Nordea Asset Management: 'Climate change ushers in untapped investment opportunities'


Nordea Asset Management: 'Climate change ushers in untapped investment opportunities'

From the smog settling over London, to the poisonous monoxide levels in Shanghai, awareness of climate change is becoming more acute amongst the general public. Thomas Sørensen and Henning Padberg, co-managers of Nordea Asset Management's global climate and environment equity fund (GCLIMEF), assert that regardless of Trump's decision to reject the Paris accord, the incentives to invest in environmentally sustainable companies are still imminent. "Companies across the globe are setting ambitious targets to save energy, materials and resources. There is an overwhelming understanding that increasing sustainability is vital in order to remain competitive," says Mr Sørensen.

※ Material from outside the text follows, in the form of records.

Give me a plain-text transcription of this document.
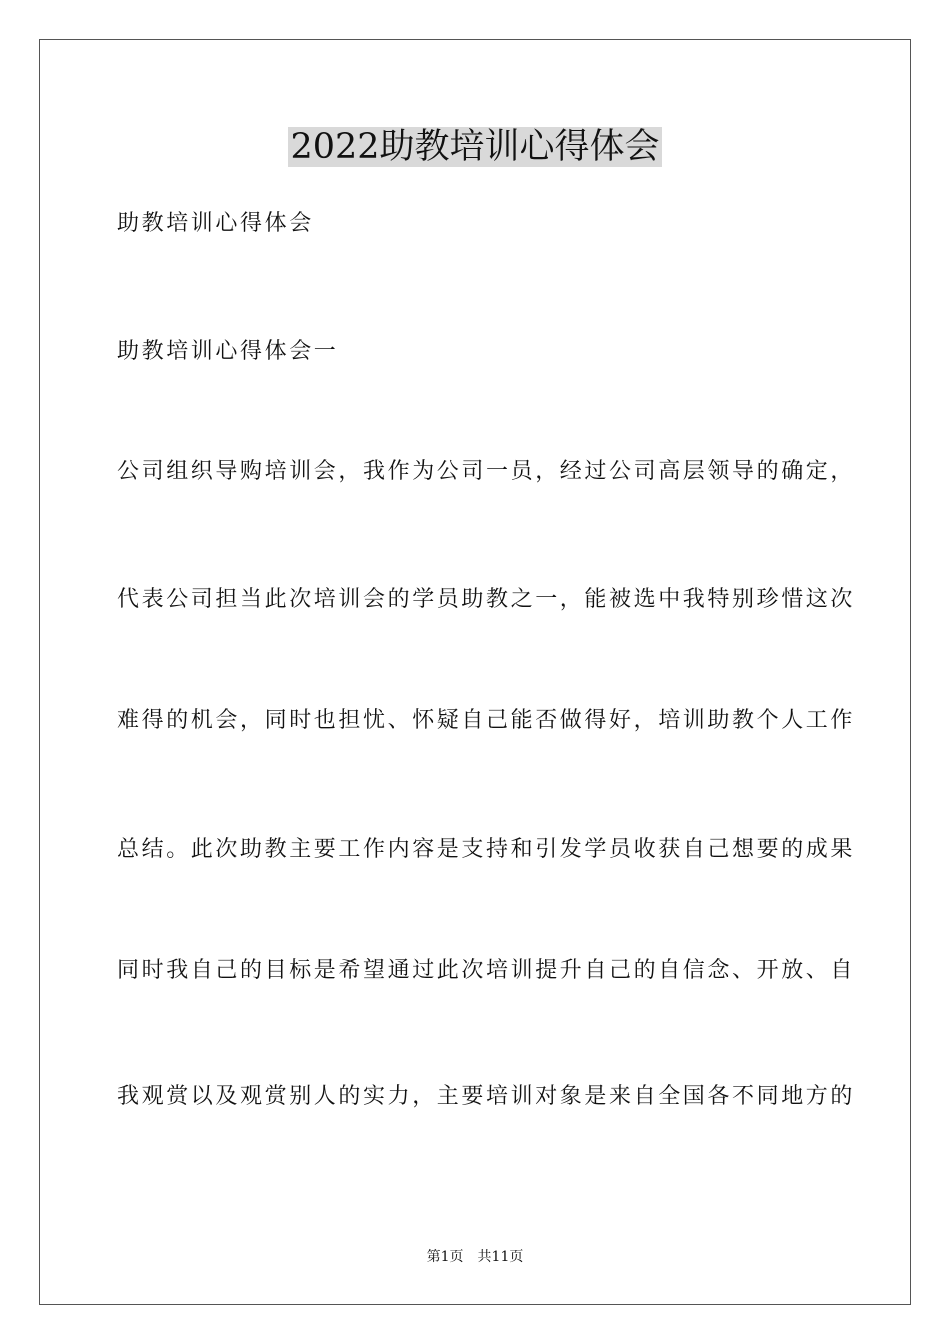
2022助教培训心得体会
助教培训心得体会
助教培训心得体会一
公司组织导购培训会，我作为公司一员，经过公司高层领导的确定，
代表公司担当此次培训会的学员助教之一，能被选中我特别珍惜这次
难得的机会，同时也担忧、怀疑自己能否做得好，培训助教个人工作
总结。此次助教主要工作内容是支持和引发学员收获自己想要的成果
同时我自己的目标是希望通过此次培训提升自己的自信念、开放、自
我观赏以及观赏别人的实力，主要培训对象是来自全国各不同地方的
第1页　共11页
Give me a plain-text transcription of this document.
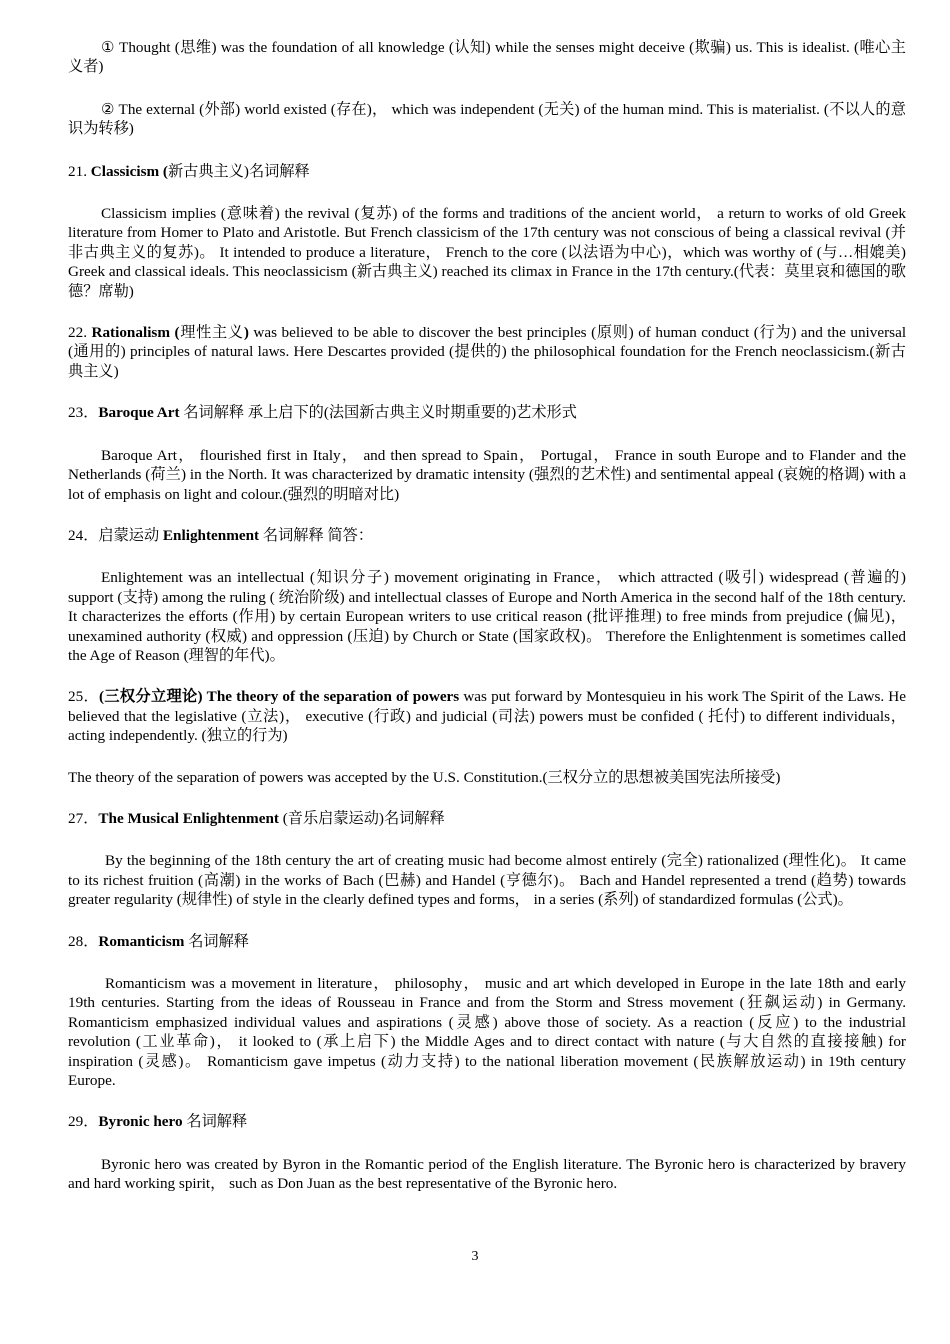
① Thought (思维) was the foundation of all knowledge (认知) while the senses might deceive (欺骗) us. This is idealist. (唯心主义者)

② The external (外部) world existed (存在)， which was independent (无关) of the human mind. This is materialist. (不以人的意识为转移)

21. Classicism (新古典主义)名词解释

Classicism implies (意味着) the revival (复苏) of the forms and traditions of the ancient world， a return to works of old Greek literature from Homer to Plato and Aristotle. But French classicism of the 17th century was not conscious of being a classical revival (并非古典主义的复苏)。 It intended to produce a literature， French to the core (以法语为中心)，which was worthy of (与…相媲美) Greek and classical ideals. This neoclassicism (新古典主义) reached its climax in France in the 17th century.(代表：莫里哀和德国的歌德？席勒)

22. Rationalism (理性主义) was believed to be able to discover the best principles (原则) of human conduct (行为) and the universal (通用的) principles of natural laws. Here Descartes provided (提供的) the philosophical foundation for the French neoclassicism.(新古典主义)

23．Baroque Art 名词解释 承上启下的(法国新古典主义时期重要的)艺术形式

Baroque Art， flourished first in Italy， and then spread to Spain， Portugal， France in south Europe and to Flander and the Netherlands (荷兰) in the North. It was characterized by dramatic intensity (强烈的艺术性) and sentimental appeal (哀婉的格调) with a lot of emphasis on light and colour.(强烈的明暗对比)

24．启蒙运动 Enlightenment 名词解释 简答：

Enlightement was an intellectual (知识分子) movement originating in France， which attracted (吸引) widespread (普遍的) support (支持) among the ruling ( 统治阶级) and intellectual classes of Europe and North America in the second half of the 18th century. It characterizes the efforts (作用) by certain European writers to use critical reason (批评推理) to free minds from prejudice (偏见)， unexamined authority (权威) and oppression (压迫) by Church or State (国家政权)。 Therefore the Enlightenment is sometimes called the Age of Reason (理智的年代)。

25．(三权分立理论) The theory of the separation of powers was put forward by Montesquieu in his work The Spirit of the Laws. He believed that the legislative (立法)， executive (行政) and judicial (司法) powers must be confided ( 托付) to different individuals， acting independently. (独立的行为)

The theory of the separation of powers was accepted by the U.S. Constitution.(三权分立的思想被美国宪法所接受)

27．The Musical Enlightenment (音乐启蒙运动)名词解释

By the beginning of the 18th century the art of creating music had become almost entirely (完全) rationalized (理性化)。 It came to its richest fruition (高潮) in the works of Bach (巴赫) and Handel (亨德尔)。 Bach and Handel represented a trend (趋势) towards greater regularity (规律性) of style in the clearly defined types and forms， in a series (系列) of standardized formulas (公式)。

28．Romanticism 名词解释

Romanticism was a movement in literature， philosophy， music and art which developed in Europe in the late 18th and early 19th centuries. Starting from the ideas of Rousseau in France and from the Storm and Stress movement (狂飙运动) in Germany. Romanticism emphasized individual values and aspirations (灵感) above those of society. As a reaction (反应) to the industrial revolution (工业革命)， it looked to (承上启下) the Middle Ages and to direct contact with nature (与大自然的直接接触) for inspiration (灵感)。 Romanticism gave impetus (动力支持) to the national liberation movement (民族解放运动) in 19th century Europe.

29．Byronic hero 名词解释

Byronic hero was created by Byron in the Romantic period of the English literature. The Byronic hero is characterized by bravery and hard working spirit， such as Don Juan as the best representative of the Byronic hero.

3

In terms of asset management, ‘climate and environment’ is a long-term megatrend, one which has given way to an investment universe consisting of approximately 1000 companies with a market cap of more than 5 trillion euros.

Even so, Padberg believes that the impact of climate and environment growth drivers on company cash flow is highly under-estimated by the market.

“Climate investments continue to be dogged by the assumption that they are slow to generate returns and are dependent on subsidies,” Padberg said, “but this is simply not true.”

 Climate solution opportunities fall into two primary investment clusters:

  • Resource efficiency: smart grids, eco-mobility, intelligent construction and advanced materials (majority)
  • Environment protection: waste management and clean water and air comprise a smaller portion of the solutions.

A third cluster - alternative energy solutions – is by far the smallest. This counters the common misconception that solar panels and windmills dominate the climate and environment universe.  

“Climate impacts all value chains and industries,” Padberg continued, “but we search for holdings in established markets that offer niche products.”

The stocks are put through a rigorous selection process before they are placed in Padberg’s portfolio. Companies with an MSCI EVA environmental, social, corporate governance (ESG) rating lower than B are not considered. Business fundamentals, financial performance and corporate culture are also determining selection factors.

Due to this, the portfolio is 40% less carbon intensive than the overall equity market and the fund out-performed its Bloomberg peer group and the MSCI Global Environment in 2016.